Lord Buddha said this about it.....

  • He should believe in lower and higher realms and about the birth without parents (Basicly the equalants of Hell and Heaven)

    But please understand this is not a foolish eternal heaven or hell like ones in other religions.These words are mostly lost in translation to English so checkout these links to learn about lower and higher realms.

Higher Realms

Lower Realms

  • He should believe In Karma

  • He should believe that some people are Special,that there are people who deserve respect and care from others (Parents,Elderly,monks)

  • He should have Shraddha (Unshakable trust in lord Triple gems) But a trust built upon realization,not a one built on faith )

  • He should Take the "Triple Gems" as his only refuge

This would look a bit rude what i am about to say,but as we are advised in Buddhism a good friend is a one who correct another for his own good.

Here is the thing my friend,Lord Buddha used to slam some beliefs that existed in his own age,One of which is materialism.So please try to understand if you believe in materialism you are not a part of any form of Buddhism

Because materialism is against everything Buddhism stands for.Before being a materialist please understand that to explain everything in science is still extremely impossible so how can you believe in a half-made belief? I'm afraid you are going to have to choose between Buddhism and materialism,it is that simple.

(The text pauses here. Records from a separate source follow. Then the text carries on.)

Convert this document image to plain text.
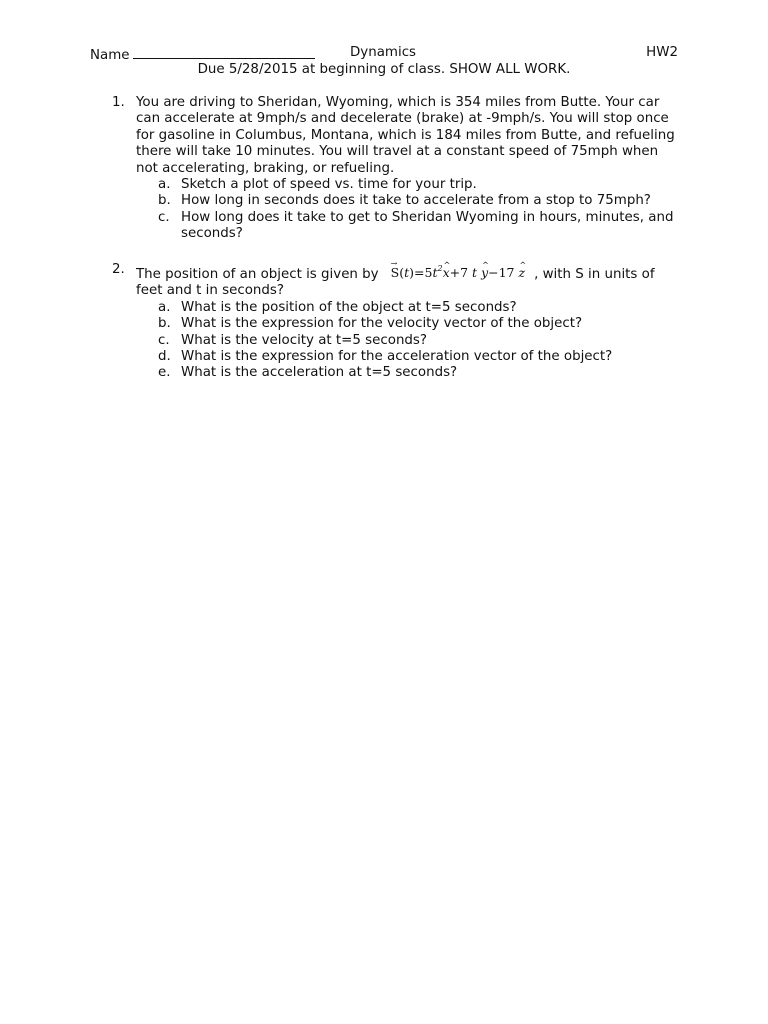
Name	Dynamics	HW2
Due 5/28/2015 at beginning of class. SHOW ALL WORK.
1. You are driving to Sheridan, Wyoming, which is 354 miles from Butte. Your car can accelerate at 9mph/s and decelerate (brake) at -9mph/s. You will stop once for gasoline in Columbus, Montana, which is 184 miles from Butte, and refueling there will take 10 minutes. You will travel at a constant speed of 75mph when not accelerating, braking, or refueling.
a. Sketch a plot of speed vs. time for your trip.
b. How long in seconds does it take to accelerate from a stop to 75mph?
c. How long does it take to get to Sheridan Wyoming in hours, minutes, and seconds?
2. The position of an object is given $by\to S(t)=5t^2\^{}$ x+7 t ^ y−17 ^ z , with S in units of feet and t in seconds?
a. What is the position of the object at t=5 seconds?
b. What is the expression for the velocity vector of the object?
c. What is the velocity at t=5 seconds?
d. What is the expression for the acceleration vector of the object?
e. What is the acceleration at t=5 seconds?
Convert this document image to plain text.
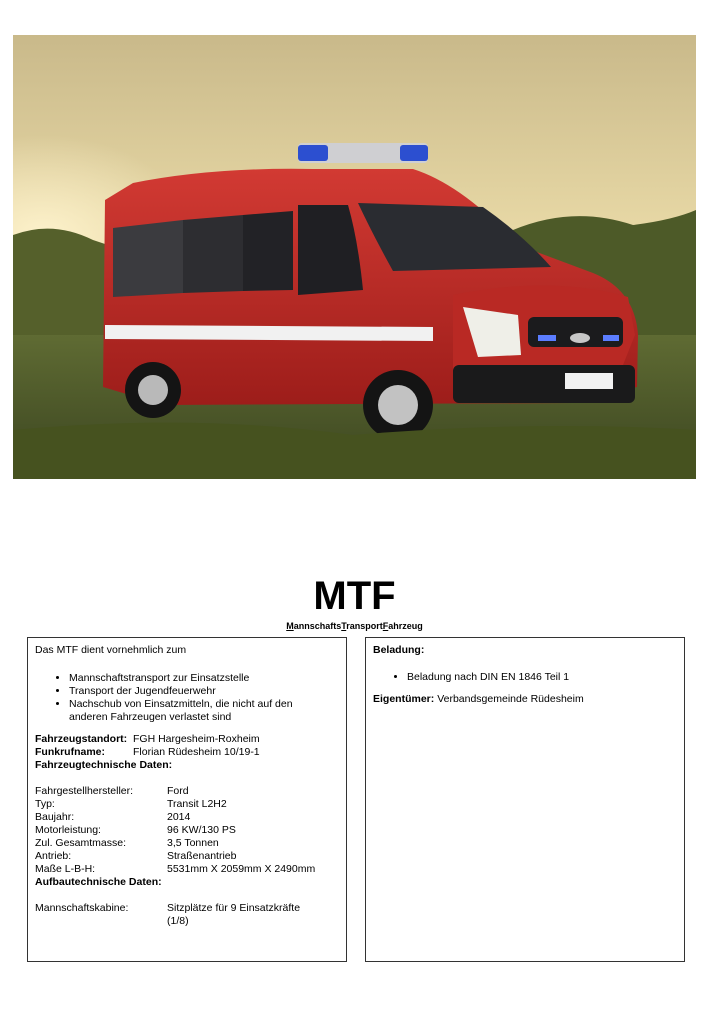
MTF
MannschaftsTransportFahrzeug

Das MTF dient vornehmlich zum

• Mannschaftstransport zur Einsatzstelle
• Transport der Jugendfeuerwehr
• Nachschub von Einsatzmitteln, die nicht auf den
anderen Fahrzeugen verlastet sind
Fahrzeugstandort: FGH Hargesheim-Roxheim
Funkrufname:	Florian Rüdesheim 10/19-1

Fahrzeugtechnische Daten:

Fahrgestellhersteller:	Ford
Typ:	Transit L2H2
Baujahr:	2014
Motorleistung:	96 KW/130 PS
Zul. Gesamtmasse:	3,5 Tonnen
Antrieb:	Straßenantrieb
Maße L-B-H:	5531mm X 2059mm X 2490mm

Aufbautechnische Daten:

Mannschaftskabine:	Sitzplätze für 9 Einsatzkräfte
(1/8)

Beladung:

• Beladung nach DIN EN 1846 Teil 1

Eigentümer: Verbandsgemeinde Rüdesheim
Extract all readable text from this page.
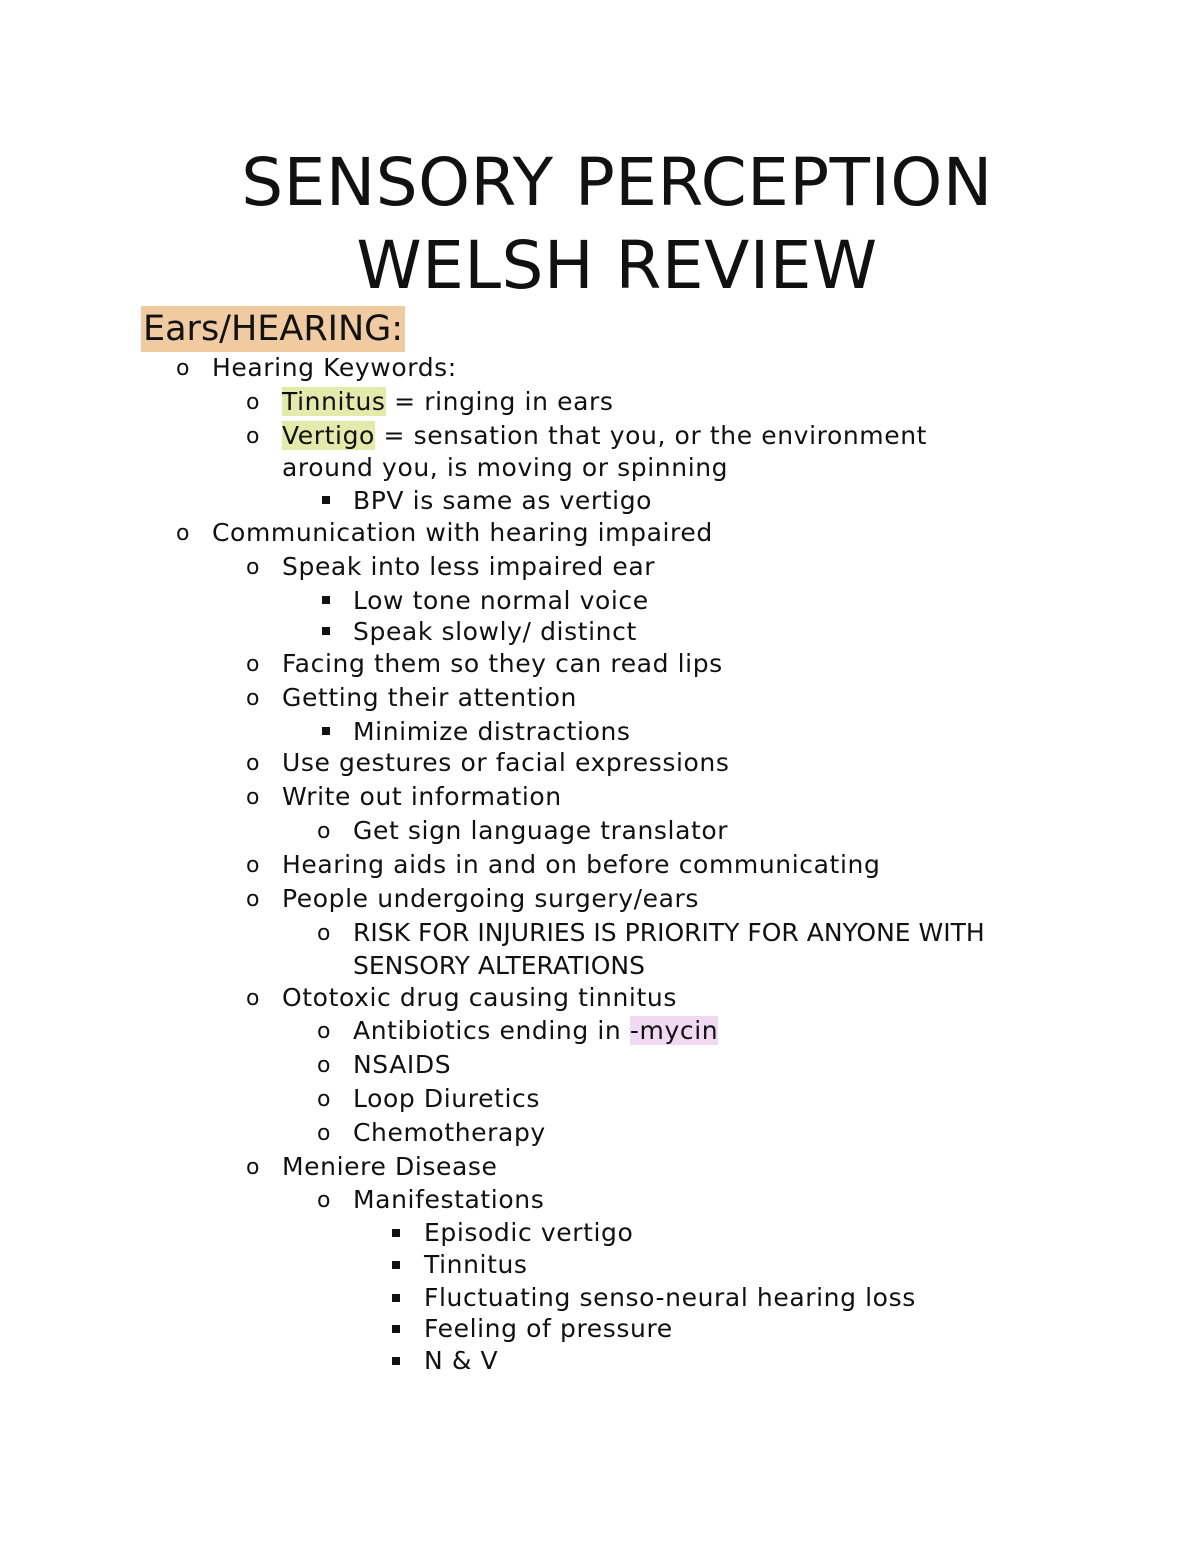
SENSORY PERCEPTION
WELSH REVIEW
Ears/HEARING:
o Hearing Keywords:
o Tinnitus = ringing in ears
o Vertigo = sensation that you, or the environment
around you, is moving or spinning
BPV is same as vertigo
o Communication with hearing impaired
o Speak into less impaired ear
Low tone normal voice
Speak slowly/ distinct
o Facing them so they can read lips
o Getting their attention
Minimize distractions
o Use gestures or facial expressions
o Write out information
o Get sign language translator
o Hearing aids in and on before communicating
o People undergoing surgery/ears
o RISK FOR INJURIES IS PRIORITY FOR ANYONE WITH
SENSORY ALTERATIONS
o Ototoxic drug causing tinnitus
o Antibiotics ending in -mycin
o NSAIDS
o Loop Diuretics
o Chemotherapy
o Meniere Disease
o Manifestations
Episodic vertigo
Tinnitus
Fluctuating senso-neural hearing loss
Feeling of pressure
N & V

If you have any question we all are happy to help because as to Buddhism materialists are not bound to a good place in the lives to come.Because they generate an unusual karma (Lord Buddha said that universe expands and shrinks ,so when the time is right the universe as we know it meets it's end but people with views like materialism will have births in planets with such harsh conditions even in this chaos those planets will not be destroyed and without any hope of a comfort they will have to suffer for eons until the new universe is born.).If you have any question regarding this question please ask.


The term "materialist" appears to not exist in the Pali suttas. Therefore, this question appears to be more non-sense.